Setiap kenangan sejatinya selalu akan terekam. Meninggalkan jejak sebagai ingatan, entah itu berupa memoar baik maupun buruk. Untuk setiap kejadian buruk, terkadang terkubur sementara. Mengatasnamakan ketakutan yang dijadikan tameng sementara untuk menghindar. Ya, menghindar dari kenyataan yang semestinya dihadapi. Sama halnya dengan mengumbar senyum terpaksa atas ketidakpuasan atas hidup yang dijalani. Semua itu sekadar kepalsuan untuk menutupi setiap kenangan yang sewaktu-waktu bisa kembali menyeruak. Hanya masalah waktu.


Pada akhirnya, sesuatu yang dimulai semestinya harus disudahi. Seiyanya manusia tidak akan bisa melupakan karena mereka memiliki akal. Yang bisa dilakukan hanya menepi sejenak untuk mencari ketangguhan lain untuk menghadapi kesakitan yang membelenggu secara tak kasatmata. Dan mungkin bagi Sohyun, masa itu pun tiba. Ketika labirin pikirannya kembali menemukan jalan yang lantas membuka jalan untuk menemukan kenyataan. Meski tidak ada yang menjanjikan kenyataan yang ditunjukkan padanya akan berakhir dengan senyum. Kenangan yang terlanjur dicap sebagai kenangan indah nyatanya berbaur kepahitan yang harus dihadapinya.

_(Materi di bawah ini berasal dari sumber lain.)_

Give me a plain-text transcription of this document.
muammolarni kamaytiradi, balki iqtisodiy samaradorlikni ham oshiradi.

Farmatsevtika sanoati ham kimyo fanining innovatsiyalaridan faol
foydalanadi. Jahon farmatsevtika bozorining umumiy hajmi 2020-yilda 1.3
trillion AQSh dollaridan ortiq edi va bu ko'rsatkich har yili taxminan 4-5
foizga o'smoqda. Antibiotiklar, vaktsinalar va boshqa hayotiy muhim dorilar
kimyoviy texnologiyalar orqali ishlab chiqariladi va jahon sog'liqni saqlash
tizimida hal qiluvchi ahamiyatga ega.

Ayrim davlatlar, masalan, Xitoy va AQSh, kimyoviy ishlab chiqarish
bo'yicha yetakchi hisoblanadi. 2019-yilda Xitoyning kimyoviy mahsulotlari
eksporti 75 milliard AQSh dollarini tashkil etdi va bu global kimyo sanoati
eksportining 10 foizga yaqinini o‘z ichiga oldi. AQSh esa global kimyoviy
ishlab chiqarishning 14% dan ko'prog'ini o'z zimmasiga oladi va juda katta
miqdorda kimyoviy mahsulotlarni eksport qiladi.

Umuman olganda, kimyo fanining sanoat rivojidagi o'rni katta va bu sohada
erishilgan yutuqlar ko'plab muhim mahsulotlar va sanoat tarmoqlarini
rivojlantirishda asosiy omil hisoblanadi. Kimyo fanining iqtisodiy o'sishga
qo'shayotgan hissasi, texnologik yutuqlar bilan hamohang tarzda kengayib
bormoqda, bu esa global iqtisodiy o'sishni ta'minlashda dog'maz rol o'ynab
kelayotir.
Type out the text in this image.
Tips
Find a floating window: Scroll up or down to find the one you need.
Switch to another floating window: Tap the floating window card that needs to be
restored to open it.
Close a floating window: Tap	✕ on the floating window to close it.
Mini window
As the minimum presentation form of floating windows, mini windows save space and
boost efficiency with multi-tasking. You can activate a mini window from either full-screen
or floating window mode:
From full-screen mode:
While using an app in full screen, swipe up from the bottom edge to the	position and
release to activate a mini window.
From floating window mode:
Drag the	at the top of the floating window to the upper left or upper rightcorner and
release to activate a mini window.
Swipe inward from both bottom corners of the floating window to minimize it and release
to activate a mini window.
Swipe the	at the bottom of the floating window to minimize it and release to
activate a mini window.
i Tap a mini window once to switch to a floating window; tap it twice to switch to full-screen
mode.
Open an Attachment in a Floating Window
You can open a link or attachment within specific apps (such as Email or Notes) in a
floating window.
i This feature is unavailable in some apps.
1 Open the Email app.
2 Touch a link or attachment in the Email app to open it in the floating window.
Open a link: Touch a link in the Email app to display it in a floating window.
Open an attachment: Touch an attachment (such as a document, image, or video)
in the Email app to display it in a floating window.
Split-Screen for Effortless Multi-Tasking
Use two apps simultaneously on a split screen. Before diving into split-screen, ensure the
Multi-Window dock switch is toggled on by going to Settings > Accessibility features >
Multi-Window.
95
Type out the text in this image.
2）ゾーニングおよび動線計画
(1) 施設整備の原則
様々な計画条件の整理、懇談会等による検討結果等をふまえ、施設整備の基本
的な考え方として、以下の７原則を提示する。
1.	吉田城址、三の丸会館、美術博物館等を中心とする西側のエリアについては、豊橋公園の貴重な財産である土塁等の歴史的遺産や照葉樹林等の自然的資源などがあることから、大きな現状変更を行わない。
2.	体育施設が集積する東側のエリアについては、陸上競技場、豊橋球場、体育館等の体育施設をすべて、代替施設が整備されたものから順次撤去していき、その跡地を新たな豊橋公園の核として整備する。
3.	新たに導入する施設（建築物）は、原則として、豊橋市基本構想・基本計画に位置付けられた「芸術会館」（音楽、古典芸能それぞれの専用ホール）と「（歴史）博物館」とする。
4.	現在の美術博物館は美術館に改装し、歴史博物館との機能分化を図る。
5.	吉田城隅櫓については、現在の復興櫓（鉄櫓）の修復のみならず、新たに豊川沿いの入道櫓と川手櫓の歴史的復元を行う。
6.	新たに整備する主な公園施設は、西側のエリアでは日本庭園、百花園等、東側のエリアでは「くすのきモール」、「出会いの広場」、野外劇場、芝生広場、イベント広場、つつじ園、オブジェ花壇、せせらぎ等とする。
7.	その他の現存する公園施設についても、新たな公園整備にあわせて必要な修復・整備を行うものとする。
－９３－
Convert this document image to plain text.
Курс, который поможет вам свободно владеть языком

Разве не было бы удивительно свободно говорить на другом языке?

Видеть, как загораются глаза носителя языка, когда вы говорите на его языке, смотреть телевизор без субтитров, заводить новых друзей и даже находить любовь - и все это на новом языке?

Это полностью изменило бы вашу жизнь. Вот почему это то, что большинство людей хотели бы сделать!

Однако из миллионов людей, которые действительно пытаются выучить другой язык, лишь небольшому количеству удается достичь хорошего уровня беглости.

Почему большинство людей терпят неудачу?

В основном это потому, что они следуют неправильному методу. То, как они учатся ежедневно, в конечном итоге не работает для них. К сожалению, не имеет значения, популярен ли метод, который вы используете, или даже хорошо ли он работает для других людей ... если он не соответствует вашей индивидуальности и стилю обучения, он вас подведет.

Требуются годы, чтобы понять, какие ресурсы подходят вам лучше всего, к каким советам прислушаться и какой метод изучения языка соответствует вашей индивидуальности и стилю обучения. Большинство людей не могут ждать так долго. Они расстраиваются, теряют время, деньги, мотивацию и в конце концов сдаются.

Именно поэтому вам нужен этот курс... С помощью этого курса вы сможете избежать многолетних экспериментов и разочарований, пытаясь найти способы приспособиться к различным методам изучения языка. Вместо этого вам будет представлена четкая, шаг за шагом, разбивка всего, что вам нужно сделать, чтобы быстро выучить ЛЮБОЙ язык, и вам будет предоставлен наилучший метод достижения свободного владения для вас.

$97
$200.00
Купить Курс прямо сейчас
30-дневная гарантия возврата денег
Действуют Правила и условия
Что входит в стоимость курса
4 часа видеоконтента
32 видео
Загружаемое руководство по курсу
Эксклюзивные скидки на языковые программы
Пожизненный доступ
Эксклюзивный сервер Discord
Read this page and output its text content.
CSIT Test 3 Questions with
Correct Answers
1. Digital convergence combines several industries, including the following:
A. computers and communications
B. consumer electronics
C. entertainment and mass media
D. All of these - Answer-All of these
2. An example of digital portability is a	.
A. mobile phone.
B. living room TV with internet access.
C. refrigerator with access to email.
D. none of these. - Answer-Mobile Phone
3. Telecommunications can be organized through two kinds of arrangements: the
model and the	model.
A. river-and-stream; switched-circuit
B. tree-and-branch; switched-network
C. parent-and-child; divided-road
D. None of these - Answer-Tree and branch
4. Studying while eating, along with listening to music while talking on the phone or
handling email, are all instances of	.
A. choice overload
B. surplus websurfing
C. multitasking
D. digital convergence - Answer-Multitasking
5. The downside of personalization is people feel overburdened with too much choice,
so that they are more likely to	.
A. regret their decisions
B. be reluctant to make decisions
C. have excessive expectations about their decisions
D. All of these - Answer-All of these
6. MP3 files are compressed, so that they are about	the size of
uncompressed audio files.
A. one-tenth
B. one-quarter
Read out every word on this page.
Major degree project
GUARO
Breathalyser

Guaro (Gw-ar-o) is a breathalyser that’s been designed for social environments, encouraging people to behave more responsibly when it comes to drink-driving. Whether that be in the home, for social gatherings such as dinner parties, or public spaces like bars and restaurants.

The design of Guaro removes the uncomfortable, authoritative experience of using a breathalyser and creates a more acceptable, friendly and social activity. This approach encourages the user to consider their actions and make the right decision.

"Aku akan mengambil kopi untukmu." Sohyun melirik punggung pria berbahu lebar—Daniel—yang tidak lama setelah menyampirkan mantelnya, pergi keluar.


Bukankah dia jahat karena memperlakukan Daniel begitu dingin sementara pria itu hanya ingin berbagi kebaikan? Namun, entahlah. Sohyun masih merasa gelisah sebelum Taejung benar-benar sadar. Suaranya bahkan enggan keluar sekadar ingin berterima kasih.


"Taejung-ah, kau mendengar, Ibu, kan? Ibu mohon, cepatlah bangun, Sayang." Sohyun menggenggam erat tangan Taejung seolah ia tengah berdoa di tepi kasur Taejung.


Sesaat mantel yang sempat menyelimuti bahunya pun merosot. Tanpa disengaja, Sohyun membaui mantel yang dipungutnya. Mendadak iris Sohyun mendelik. Indera penciumannya mengenal bau cologne yang agaknya sudah lama dilupakannya. Memang ini bukan saatnya untuk mengagumi aroma wangi yang menyeruak di mantel Daniel, tapi bau tersebut membangkitkan kenangan buruk yang sempat dikuburnya.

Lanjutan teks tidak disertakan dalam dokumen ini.